Après un apprentissage musical au Berklee College of Music de Boston, il intègre à 19 ans l’ensemble Rock Lighthouse, une formation hétéroclite influencée par le jazz fusion de Blood Sweat & Tears. Shore y joue principalement du saxophone alto. La particularité de ce groupe, était que ses interprètes avaient tous une formation classique. Grâce à la complicité de l’altiste Don Dinovo, il découvre alors les œuvres de Schönberg, Webern, et les correspondances harmoniques entre jazz, classique et avant-garde, une polyvalence musicale qui n’aura de cesse de parcourir son œuvre. Après quatre années de tournées avec le groupe, il commence à travailler au théâtre de Toronto puis à la télévision sur des documentaires animaliers.

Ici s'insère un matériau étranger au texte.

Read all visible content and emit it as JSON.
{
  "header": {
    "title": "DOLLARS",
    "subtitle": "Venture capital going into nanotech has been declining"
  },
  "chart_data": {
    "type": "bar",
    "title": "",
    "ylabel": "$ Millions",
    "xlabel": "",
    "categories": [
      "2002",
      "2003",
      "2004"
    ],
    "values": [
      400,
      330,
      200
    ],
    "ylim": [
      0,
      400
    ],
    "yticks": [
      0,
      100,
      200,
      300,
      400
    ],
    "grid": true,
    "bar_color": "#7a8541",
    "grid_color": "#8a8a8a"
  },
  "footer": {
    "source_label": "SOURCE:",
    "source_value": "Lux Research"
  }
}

Entre 1975 et 1980, il devient directeur musical du Saturday Night Live, un show de variétés où il apparait sur certains sketchs déguisé en infirmière, avec sa formation des All Nurse Band. C’est notamment au cours de cette émission hebdomadaire qu’il suggère à John Belushi et Dan Aykroyd de se faire appeler les Blues Brothers.

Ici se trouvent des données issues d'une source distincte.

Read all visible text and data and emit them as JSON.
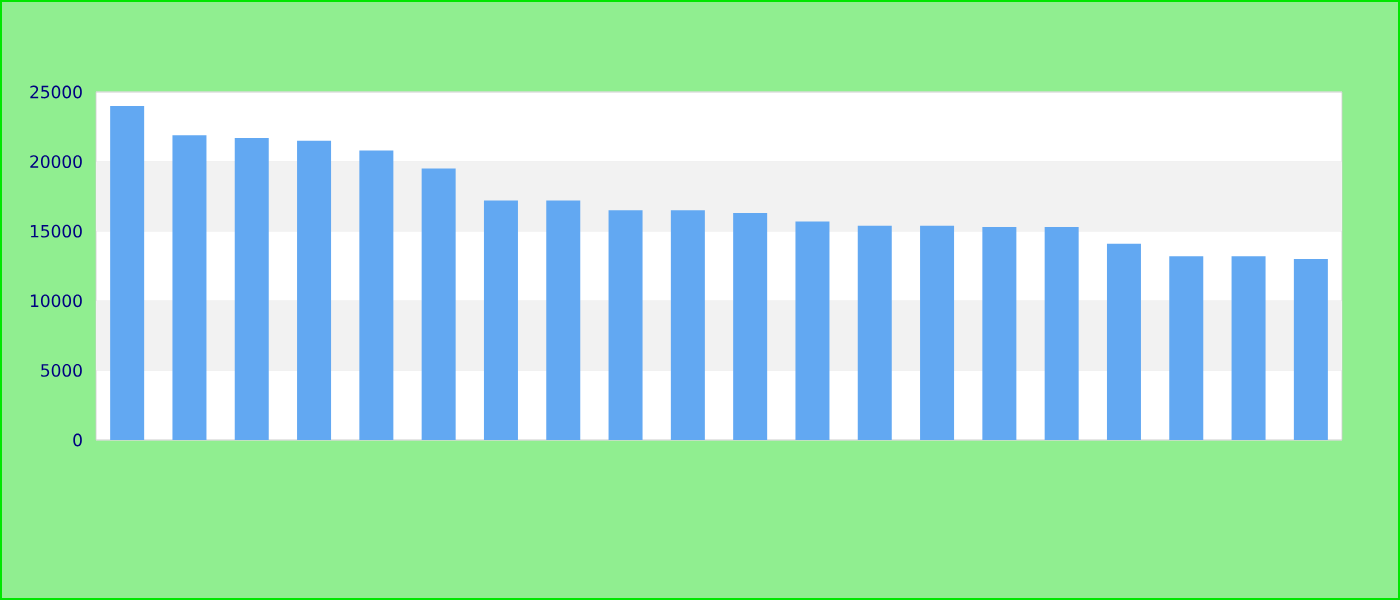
{
  "chart_data": {
    "type": "bar",
    "categories": [
      null,
      null,
      null,
      null,
      null,
      null,
      null,
      null,
      null,
      null,
      null,
      null,
      null,
      null,
      null,
      null,
      null,
      null,
      null,
      null
    ],
    "values": [
      24000,
      21900,
      21700,
      21500,
      20800,
      19500,
      17200,
      17200,
      16500,
      16500,
      16300,
      15700,
      15400,
      15400,
      15300,
      15300,
      14100,
      13200,
      13200,
      13000
    ],
    "color": "#62a8f2",
    "ylim": [
      0,
      25000
    ],
    "yticks": [
      0,
      5000,
      10000,
      15000,
      20000,
      25000
    ],
    "grid": "y"
  }
}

Shore est à cette époque de plus en plus attiré vers la composition. Il souhaite notamment écrire de la musique contemporaine pour des orchestres conséquents. Il constate que le cinéma est peut-être le meilleur moyen de diffuser sa musique. À cette époque, le cinéma d’épouvante a le vent en poupe et permet à plusieurs jeunes compositeurs, attirés par l’avant-garde de se faire une réputation : on peut par exemple citer Richard Einhorn, Dana Kaproff, Craig Safan ou encore Christopher Young. Shore commence par I Miss You, Hugs And Kisses (1978), un thriller obscur à très petit budget réalisé par Murray Markowitz. Ce film fait partie de la liste des infâmes Video Nasties (traduire : vidéos obscènes), qui seront censurés de diffusion en Angleterre. À défaut d’être mémorable, on peut déjà déceler dans la partition de Shore un sens de l’atmosphère et de la mélodie sinistre et minimaliste, qui fera plus tard autorité sur les films de David Cronenberg.

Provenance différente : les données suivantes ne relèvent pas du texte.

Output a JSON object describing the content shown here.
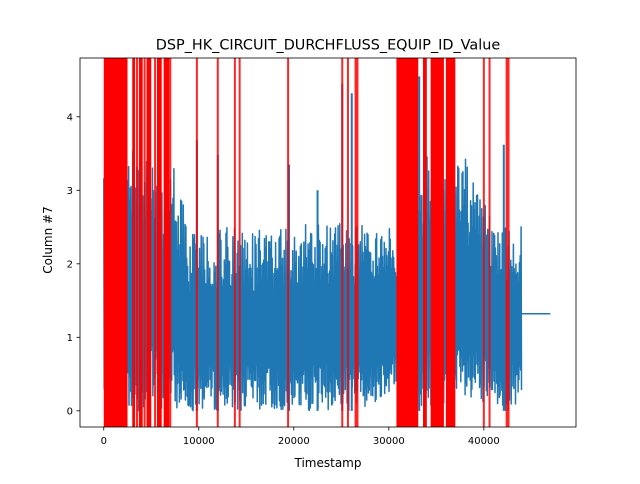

La rencontre avec le cinéaste canadien, lui aussi natif de Toronto se fait tout naturellement. Shore apprécie les premiers films du réalisateur qu’il découvre dans un festival de cinéma underground, et vient lui proposer une collaboration. Il arrive à point nommé, car avec The Brood (Chromosome 3 – 1979), David Cronenberg bénéficie d’un budget plutôt conséquent, qui lui permet d’engager un compositeur de musique originale. Jusqu’à présent, les musiques de ses films étaient assez impersonnelles et provenaient de banques musicales peu onéreuses. Écrite principalement pour un ensemble de cordes, la partition de The Brood exploite des techniques compositionnelles issues de l’avant-garde (cordes frappées, trillées ou en glissando). Elle se révèle pourtant encore assez tributaire de l’influence de compositeurs comme Bernard Herrmann, Béla Bartók ou Witold Lutoslawski. Cependant, le style musical très expressif, fait de cordes stridentes et torturées, convient parfaitement à l’atmosphère malsaine du film, qui navigue aux frontières de l’horreur et de la psychiatrie. Sans doute le moment le plus mémorable reste la scène ou Nola Carveth révèle à son mari son excroissance organique, sous fond de cordes sinistres et de nappes synthétiques. Avec cette première plongée dans l’horreur, Shore va désormais imposer sa griffe sur tous les films du cinéaste (à l’exception de The Dead Zone), et cela sur une période de plus de quarante ans. Une collaboration qui rappelle aussi par sa singularité et sa longévité celle entre Angelo Badalamenti et David Lynch ou Carter Burwell et les frères Coen.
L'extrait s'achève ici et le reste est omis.